Alfred’s grin crept wider, irrepressible, as the confirmation passed his lips. “Five. Hundred. Dollars.”
Matthew’s eyes filled their rounded frames. “I, you, what—Alfred.”
“Breaking out the full name. That impressive, huh?”
Matthew edged inward. His skin blanched further, revealing every spatter of freckles on his cheeks and nose. “You can’t keep that.”
“Uh, dude’s got it to give. So, like, watch me.” Alfred plucked the money out of sight, back into his apron, before Matthew’s protests could turn physical.
“Al, I’m just saying…” Matthew shrank in his seat, picking at the cover of his textbook rental. His eyes flicked to Alfred’s, reflecting a very familiar, very vibrant blue. “Be careful. Okay? I don’t know much about your boss but, from the look of things, he isn’t…someone you want to owe a debt to.”
“Debt?” Alfred propped the broom under his arm, leaning on it while he laughed. “There isn’t any debt, dude. Okay? It’s a tip. It's my pay.”
“Yeah, well…” Matthew shuffled his belongings into his lap and shook his head. “That’s my tip for you.

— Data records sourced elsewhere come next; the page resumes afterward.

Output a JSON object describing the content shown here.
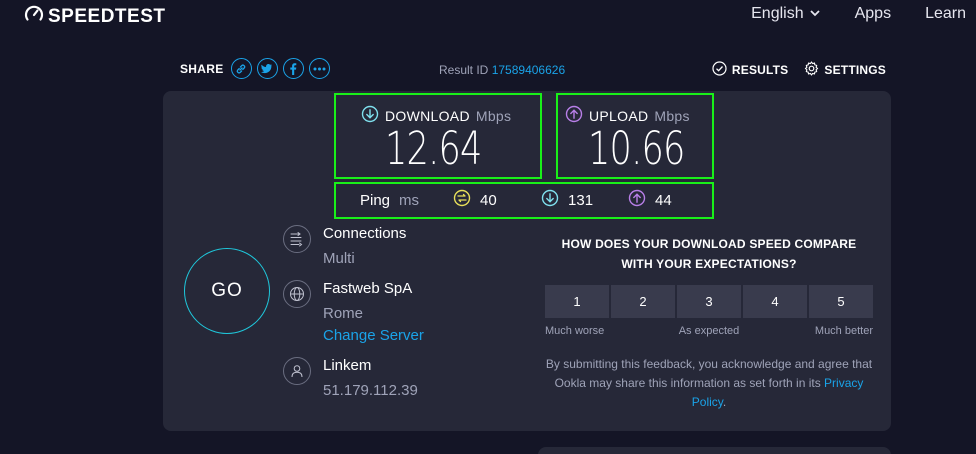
{
  "header": {
    "logo_text": "SPEEDTEST",
    "nav": [
      {
        "label": "English"
      },
      {
        "label": "Apps"
      },
      {
        "label": "Learn"
      }
    ]
  },
  "sharebar": {
    "share_label": "SHARE",
    "result_id_label": "Result ID",
    "result_id_value": "17589406626",
    "results_label": "RESULTS",
    "settings_label": "SETTINGS"
  },
  "download": {
    "label": "DOWNLOAD",
    "unit": "Mbps",
    "value": "12.64"
  },
  "upload": {
    "label": "UPLOAD",
    "unit": "Mbps",
    "value": "10.66"
  },
  "ping": {
    "label": "Ping",
    "unit": "ms",
    "idle": "40",
    "download": "131",
    "upload": "44"
  },
  "go_label": "GO",
  "info": {
    "connections_title": "Connections",
    "connections_value": "Multi",
    "host_title": "Fastweb SpA",
    "host_city": "Rome",
    "change_server": "Change Server",
    "isp_title": "Linkem",
    "isp_ip": "51.179.112.39"
  },
  "survey": {
    "question": "HOW DOES YOUR DOWNLOAD SPEED COMPARE WITH YOUR EXPECTATIONS?",
    "options": [
      "1",
      "2",
      "3",
      "4",
      "5"
    ],
    "label_low": "Much worse",
    "label_mid": "As expected",
    "label_high": "Much better",
    "disclaimer_text": "By submitting this feedback, you acknowledge and agree that Ookla may share this information as set forth in its",
    "privacy_link": "Privacy Policy",
    "disclaimer_end": "."
  },
  "colors": {
    "background": "#141526",
    "card": "#262838",
    "accent": "#1aa3e8",
    "highlight": "#19f019",
    "download_icon": "#7fe0ee",
    "upload_icon": "#b87fe8",
    "ping_icon": "#e8e05a"
  }
}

Also?” His voice dropped low, somehow lower than usual, until Alfred had to strain to hear. “Consider finding a new job, maybe.”
“It’s not usually like this,” Alfred said, immediate, dismissive. He found he didn't mind the jitter in his pulse. Quite the opposite, actually. “Anyway, I gotta clean up some broken glass so…Zdrastvuyte, motherfucker.”
Matthew sighed when Alfred got up, waved, and headed off. He just barely heard his brother say, “That means hello,” before he was out of earshot, left to entertain a thousand other thoughts.
He had been involved in something today. He wasn’t sure what, exactly; just that his heart was still pounding and excitement spilled through his blood like ecstasy. He replayed bits of conversation in his head, while glass tinkled softy under his broom. Antonio owed Ivan money. How much, Alfred wondered. And for what? Not restaurant business, surely. Then there was the thing Lovino said about distributing product. That made perfect sense to Alfred. He had a product of his own, after all; although, he felt certain Lovino Vargas was not talking about petty weed sales. No one dragged another guy onto a table and burned him with a cigar over weed. Then again—
“Shit.” Alfred dropped his broom. The sun was setting. Matthew had already gone. Their bus would arrive in fifteen minutes. And Arthur was going to want to burn him if his negligence cost them any of their new product.
Swiftly, he dumped a scatter of glass in the trash and snatched his apron off his hips. His eyes already ached with the stark memory of LED lights. He was getting used to them. He had to, for business’ sake.
Tonight, it was his turn to tend their new garden.